Gates vs. Congress on military spending priorities
Winslow T. Wheeler, Director of the Straus Military Reform Project, discusses the fight between Secretary of Defense Robert Gates and Congress over the Pentagon budget, the neglect of U.S. combat training in favor of expensive weapons systems, the University of Massachusetts at Amherst study of military spending and job creation and how Congress would rather chase Pentagon pork than perform its oversight obligations.
MP3 here. (23:20)
Winslow T. Wheeler writes regularly for Counterpunch.org, where his article “Back From the Dead: Pentagon Pork!” appears.
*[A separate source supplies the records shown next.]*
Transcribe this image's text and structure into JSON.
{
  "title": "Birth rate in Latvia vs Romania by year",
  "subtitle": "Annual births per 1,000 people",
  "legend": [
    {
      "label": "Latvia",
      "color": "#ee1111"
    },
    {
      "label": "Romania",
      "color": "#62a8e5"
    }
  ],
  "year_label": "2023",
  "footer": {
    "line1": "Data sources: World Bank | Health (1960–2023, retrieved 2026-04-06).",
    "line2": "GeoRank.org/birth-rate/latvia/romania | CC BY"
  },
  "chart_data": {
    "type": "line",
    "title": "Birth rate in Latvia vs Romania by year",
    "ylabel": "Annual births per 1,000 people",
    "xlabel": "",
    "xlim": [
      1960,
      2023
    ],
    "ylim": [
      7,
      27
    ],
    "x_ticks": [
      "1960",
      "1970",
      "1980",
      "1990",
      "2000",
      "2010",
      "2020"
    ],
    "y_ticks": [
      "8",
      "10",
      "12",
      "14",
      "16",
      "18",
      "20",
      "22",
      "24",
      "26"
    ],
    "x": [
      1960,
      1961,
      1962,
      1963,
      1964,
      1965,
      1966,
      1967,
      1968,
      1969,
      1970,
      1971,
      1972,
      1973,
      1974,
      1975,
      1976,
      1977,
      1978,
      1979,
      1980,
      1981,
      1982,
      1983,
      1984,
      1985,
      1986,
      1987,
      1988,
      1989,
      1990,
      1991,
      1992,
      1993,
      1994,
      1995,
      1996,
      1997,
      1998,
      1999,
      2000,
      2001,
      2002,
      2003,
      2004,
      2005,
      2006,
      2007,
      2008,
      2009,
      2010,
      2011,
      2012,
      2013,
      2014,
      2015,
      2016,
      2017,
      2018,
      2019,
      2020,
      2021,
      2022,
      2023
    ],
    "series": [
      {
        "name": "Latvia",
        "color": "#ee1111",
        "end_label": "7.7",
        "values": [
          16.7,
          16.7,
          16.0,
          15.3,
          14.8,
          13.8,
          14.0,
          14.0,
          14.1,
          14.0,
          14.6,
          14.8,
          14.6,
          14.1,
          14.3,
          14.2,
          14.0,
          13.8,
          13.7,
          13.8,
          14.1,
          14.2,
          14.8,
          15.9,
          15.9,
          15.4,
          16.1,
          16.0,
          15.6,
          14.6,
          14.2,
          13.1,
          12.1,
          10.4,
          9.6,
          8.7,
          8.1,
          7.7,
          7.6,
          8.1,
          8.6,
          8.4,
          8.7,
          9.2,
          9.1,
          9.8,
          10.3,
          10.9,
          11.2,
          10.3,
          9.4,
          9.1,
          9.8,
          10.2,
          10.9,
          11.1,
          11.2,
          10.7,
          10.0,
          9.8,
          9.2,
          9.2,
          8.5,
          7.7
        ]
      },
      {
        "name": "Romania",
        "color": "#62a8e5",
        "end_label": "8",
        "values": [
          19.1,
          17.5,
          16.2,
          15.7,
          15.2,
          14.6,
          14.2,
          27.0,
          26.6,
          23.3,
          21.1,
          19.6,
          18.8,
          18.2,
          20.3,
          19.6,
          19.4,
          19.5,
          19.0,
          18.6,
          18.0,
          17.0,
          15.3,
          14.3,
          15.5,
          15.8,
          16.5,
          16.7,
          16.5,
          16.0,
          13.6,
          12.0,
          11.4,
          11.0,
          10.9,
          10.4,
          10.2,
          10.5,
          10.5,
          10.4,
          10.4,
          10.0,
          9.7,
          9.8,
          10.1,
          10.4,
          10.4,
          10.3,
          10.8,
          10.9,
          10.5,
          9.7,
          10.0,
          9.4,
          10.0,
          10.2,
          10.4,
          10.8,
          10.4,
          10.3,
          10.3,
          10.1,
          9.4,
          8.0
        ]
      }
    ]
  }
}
Wheeler spent 31 years working on Capitol Hill with senators from both political parties and the Government Accountability Office, specializing in national security affairs. Currently, he directs the Straus Military Reform Project of the Center for Defense Information in Washington. He is author of The Wastrels of Defense and the editor of a new anthology: ‘America’s Defense Meltdown: Pentagon Reform for President Obama and the New Congress’.
In the Senate, Wheeler worked for Jacob K. Javits, R-N.Y., Nancy L. Kassebaum, R-Kan., David Pryor, D-Ark., and Pete V. Domenici, R-N.M. He was the first, and according to Senate records the last, Senate staffer to work simultaneously on the personal staffs of a Republican and a Democrat (Sens. Pryor and Kassebaum). In 2002, Wheeler authored an essay, under the pseudonym “Spartacus,” about Congress’ reaction to the Sept. 11, 2001, terrorists attacks (“Mr. Smith Is Dead: No One Stands in the Way as Congress Lards Post-September 11 Defense Bills with Pork”). When Senators complained about Wheeler’s criticisms, he was invited to resign from his position with the Republican staff of the Senate Budget Committee. He is now a senior fellow and director of the Straus Military Reform Project at the Center for Defense Information.
Wheeler authored a 2002 essay on Congress’ authorization of war against Iraq, “The Week of Shame: Congress Wilts as the President Demands an Unclogged Road to War,” and he wrote various commentaries on Congress and national security, which have appeared in The Washington Post, Proceedings of the Naval Institute, Government Executive, Defense Week, Barron’s, Army Times, CounterPunch, and elsewhere. As a Senate staffer, Wheeler worked extensively on hundreds of bills and amendments that are now U.S. law. These included the War Powers Act, multiple proposals to reform Pentagon procurement, and to require more realistic weapons tests and more accurate reports about them to the secretary of defense and Congress. While at the GAO, Wheeler directed comprehensive studies on the U.S. strategic-nuclear triad and the air campaign of Operation Desert Storm. Both studies found compelling evidence that prevailing conventional wisdom about the performance of both U.S. and foreign weapons systems, such as Soviet strategic nuclear delivery systems and U.S. “high tech” tactical weapons, was highly inflated and unsupported by the evidence available in the Department of Defense.